How to get started with automated root cause identification in minutes

To start viewing root causes from Zebrium events automatically in New Relic, watch the following video or follow the steps listed after the video. The whole setup process should take about 15 minutes.

  1. Set up your accounts. You need to have New Relic and Zebrium accounts to use the integration. You can get started for free.
  2. Install a log collector to stream your logs to Zebrium. Read more about the supported collectors and how to install them.
  3. Retrieve your New Relic API key. Go to API keys in New Relic. Select Create a key. Choose your account and note the Account Id. Select Ingest - License as the Key type. Enter a name and notes for the API key, then select Create a key. Select the three dots next to your new key and select Copy key to save it for later.
  4. Enable the integration in Zebrium. Go to the User menu in Zebrium, select Integrations & Collectors, and select New Relic under the Observability Dashboards section. Select the General tab and enter an integration name. Select the Deployment for the integration, select Service Group(s), and then select the Send Detections tab. Select Enabled, and enter the Account Id and API key from the previous step. Then select Save.
  5. Visualize your data with the quickstart. After you’ve enabled the integration to send detections from Zebrium to New Relic, install the quickstart to get a curated dashboard. Go to the Zebrium Root Cause as a Service quickstart in New Relic I/O, select the Install Now button, and follow the guided installation process.

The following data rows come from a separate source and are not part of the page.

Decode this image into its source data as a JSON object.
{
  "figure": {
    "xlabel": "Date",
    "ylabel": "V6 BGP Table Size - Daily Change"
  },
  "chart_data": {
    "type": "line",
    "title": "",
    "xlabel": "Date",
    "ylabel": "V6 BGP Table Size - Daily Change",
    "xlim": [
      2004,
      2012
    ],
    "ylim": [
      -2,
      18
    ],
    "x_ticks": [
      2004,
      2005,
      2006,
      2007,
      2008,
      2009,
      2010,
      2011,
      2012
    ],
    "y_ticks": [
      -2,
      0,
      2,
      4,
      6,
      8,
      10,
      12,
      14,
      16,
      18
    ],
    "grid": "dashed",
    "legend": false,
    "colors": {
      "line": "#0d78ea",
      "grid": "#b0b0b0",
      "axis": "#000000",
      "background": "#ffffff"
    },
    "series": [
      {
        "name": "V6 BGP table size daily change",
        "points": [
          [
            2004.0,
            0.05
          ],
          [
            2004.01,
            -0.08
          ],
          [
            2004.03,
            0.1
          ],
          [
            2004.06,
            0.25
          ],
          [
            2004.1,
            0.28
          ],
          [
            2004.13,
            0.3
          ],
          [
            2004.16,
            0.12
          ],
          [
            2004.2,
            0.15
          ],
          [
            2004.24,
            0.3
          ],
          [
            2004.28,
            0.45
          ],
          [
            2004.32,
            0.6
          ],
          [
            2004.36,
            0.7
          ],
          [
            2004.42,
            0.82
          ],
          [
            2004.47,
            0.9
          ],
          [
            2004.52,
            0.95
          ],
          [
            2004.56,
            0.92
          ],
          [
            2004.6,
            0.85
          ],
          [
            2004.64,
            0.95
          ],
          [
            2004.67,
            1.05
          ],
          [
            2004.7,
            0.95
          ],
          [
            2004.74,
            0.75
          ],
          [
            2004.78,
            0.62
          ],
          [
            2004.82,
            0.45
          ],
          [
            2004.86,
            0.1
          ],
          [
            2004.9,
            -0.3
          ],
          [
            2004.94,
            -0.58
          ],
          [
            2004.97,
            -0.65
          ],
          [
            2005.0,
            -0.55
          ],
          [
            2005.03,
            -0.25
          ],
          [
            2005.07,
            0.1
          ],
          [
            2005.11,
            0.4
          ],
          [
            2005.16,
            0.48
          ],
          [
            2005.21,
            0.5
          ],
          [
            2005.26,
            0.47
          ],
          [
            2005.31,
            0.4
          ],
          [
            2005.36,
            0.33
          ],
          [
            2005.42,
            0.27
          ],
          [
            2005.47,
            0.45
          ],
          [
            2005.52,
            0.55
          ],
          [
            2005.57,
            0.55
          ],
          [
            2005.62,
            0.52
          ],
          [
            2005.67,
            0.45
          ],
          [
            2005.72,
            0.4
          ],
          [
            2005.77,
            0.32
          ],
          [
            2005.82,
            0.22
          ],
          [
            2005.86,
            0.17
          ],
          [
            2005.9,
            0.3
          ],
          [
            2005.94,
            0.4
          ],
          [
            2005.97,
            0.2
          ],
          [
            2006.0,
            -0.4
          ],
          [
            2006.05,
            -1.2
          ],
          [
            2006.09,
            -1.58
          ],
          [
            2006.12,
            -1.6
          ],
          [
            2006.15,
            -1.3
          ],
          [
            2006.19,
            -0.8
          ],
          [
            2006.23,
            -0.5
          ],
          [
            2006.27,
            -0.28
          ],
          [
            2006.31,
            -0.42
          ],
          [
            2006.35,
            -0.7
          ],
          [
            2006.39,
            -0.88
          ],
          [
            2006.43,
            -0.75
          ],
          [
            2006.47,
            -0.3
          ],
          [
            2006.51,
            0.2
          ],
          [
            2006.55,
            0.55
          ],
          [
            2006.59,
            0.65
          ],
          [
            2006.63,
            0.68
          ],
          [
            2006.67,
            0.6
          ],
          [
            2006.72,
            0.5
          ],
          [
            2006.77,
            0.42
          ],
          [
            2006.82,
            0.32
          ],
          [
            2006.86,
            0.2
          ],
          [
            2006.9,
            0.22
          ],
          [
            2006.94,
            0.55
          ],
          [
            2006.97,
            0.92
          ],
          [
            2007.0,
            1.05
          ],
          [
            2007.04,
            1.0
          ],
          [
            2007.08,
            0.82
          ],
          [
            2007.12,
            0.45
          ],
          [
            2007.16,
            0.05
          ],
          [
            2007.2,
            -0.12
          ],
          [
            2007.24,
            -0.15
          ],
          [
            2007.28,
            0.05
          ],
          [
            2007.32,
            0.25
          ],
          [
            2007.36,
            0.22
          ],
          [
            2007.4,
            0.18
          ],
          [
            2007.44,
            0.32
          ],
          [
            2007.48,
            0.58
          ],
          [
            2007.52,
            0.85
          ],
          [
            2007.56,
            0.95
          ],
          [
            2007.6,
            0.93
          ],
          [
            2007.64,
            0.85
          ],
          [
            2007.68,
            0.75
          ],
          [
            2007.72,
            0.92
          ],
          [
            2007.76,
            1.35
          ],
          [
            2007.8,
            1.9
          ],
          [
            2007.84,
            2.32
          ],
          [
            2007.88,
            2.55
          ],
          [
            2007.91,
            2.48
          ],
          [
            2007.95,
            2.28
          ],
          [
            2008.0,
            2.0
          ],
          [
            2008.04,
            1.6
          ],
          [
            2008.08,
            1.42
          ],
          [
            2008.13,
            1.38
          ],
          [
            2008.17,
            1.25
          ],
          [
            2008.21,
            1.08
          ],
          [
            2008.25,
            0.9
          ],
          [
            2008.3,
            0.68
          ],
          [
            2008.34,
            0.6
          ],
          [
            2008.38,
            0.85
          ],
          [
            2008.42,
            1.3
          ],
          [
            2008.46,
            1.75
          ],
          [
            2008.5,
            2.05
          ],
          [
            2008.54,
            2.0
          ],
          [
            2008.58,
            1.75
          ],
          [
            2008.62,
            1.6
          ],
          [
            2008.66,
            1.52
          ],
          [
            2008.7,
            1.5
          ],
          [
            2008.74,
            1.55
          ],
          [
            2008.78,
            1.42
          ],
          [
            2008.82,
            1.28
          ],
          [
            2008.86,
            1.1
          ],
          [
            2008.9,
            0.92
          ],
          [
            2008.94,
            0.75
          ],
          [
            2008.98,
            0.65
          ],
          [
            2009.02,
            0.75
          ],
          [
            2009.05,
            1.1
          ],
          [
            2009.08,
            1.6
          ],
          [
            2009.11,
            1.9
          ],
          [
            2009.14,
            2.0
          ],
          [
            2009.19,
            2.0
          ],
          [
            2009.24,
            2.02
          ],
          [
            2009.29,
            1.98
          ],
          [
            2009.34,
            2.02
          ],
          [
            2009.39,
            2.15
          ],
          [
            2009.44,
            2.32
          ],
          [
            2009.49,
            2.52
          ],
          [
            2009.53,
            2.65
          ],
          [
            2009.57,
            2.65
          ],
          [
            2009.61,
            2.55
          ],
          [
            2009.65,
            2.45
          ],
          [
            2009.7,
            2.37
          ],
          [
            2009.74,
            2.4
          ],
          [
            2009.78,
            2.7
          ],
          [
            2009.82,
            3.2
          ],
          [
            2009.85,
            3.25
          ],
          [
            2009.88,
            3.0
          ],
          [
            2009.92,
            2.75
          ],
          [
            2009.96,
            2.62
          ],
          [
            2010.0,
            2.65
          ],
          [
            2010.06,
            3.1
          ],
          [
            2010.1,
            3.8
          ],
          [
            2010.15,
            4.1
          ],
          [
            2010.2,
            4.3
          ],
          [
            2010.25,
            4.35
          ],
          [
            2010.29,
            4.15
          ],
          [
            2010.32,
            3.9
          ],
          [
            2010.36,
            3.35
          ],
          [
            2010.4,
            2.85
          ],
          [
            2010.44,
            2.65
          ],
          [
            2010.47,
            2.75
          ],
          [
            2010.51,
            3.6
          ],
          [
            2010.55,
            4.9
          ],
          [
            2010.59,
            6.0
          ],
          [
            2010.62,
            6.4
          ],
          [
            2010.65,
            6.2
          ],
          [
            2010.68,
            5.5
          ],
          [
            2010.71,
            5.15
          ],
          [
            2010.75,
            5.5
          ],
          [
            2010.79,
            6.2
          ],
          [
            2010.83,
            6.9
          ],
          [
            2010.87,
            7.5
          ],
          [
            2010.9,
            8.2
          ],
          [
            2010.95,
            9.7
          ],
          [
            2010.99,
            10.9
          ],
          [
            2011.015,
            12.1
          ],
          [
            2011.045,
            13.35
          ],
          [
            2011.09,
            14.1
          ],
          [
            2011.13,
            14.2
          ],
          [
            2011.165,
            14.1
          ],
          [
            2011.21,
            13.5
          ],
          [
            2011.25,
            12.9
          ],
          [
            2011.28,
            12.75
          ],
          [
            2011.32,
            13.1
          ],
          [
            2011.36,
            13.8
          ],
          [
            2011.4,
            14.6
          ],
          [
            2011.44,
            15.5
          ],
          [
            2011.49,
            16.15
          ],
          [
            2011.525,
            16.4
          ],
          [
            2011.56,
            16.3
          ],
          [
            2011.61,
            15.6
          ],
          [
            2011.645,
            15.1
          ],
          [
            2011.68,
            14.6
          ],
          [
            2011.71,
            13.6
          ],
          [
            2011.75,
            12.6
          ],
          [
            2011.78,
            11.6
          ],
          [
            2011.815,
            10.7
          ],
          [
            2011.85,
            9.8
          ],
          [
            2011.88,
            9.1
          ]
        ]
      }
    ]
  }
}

After you are finished, you automatically get a curated sample dashboard in New Relic where you can view detections and their root causes. You can also copy the sample charts into any other New Relic dashboard for a customized view.

Get a pre-built dashboard by installing the Zebrium Root Cause as a Service quickstart from New Relic I/O.

The next time you have to deal with a P1 incident, you can automatically see what happened directly in your New Relic dashboards. Zebrium Root Cause as a Service (RCaaS) can be set up in minutes and achieves correlation accuracy within 24 hours without any rules or manual training. Find the root cause faster and never dig through logs again.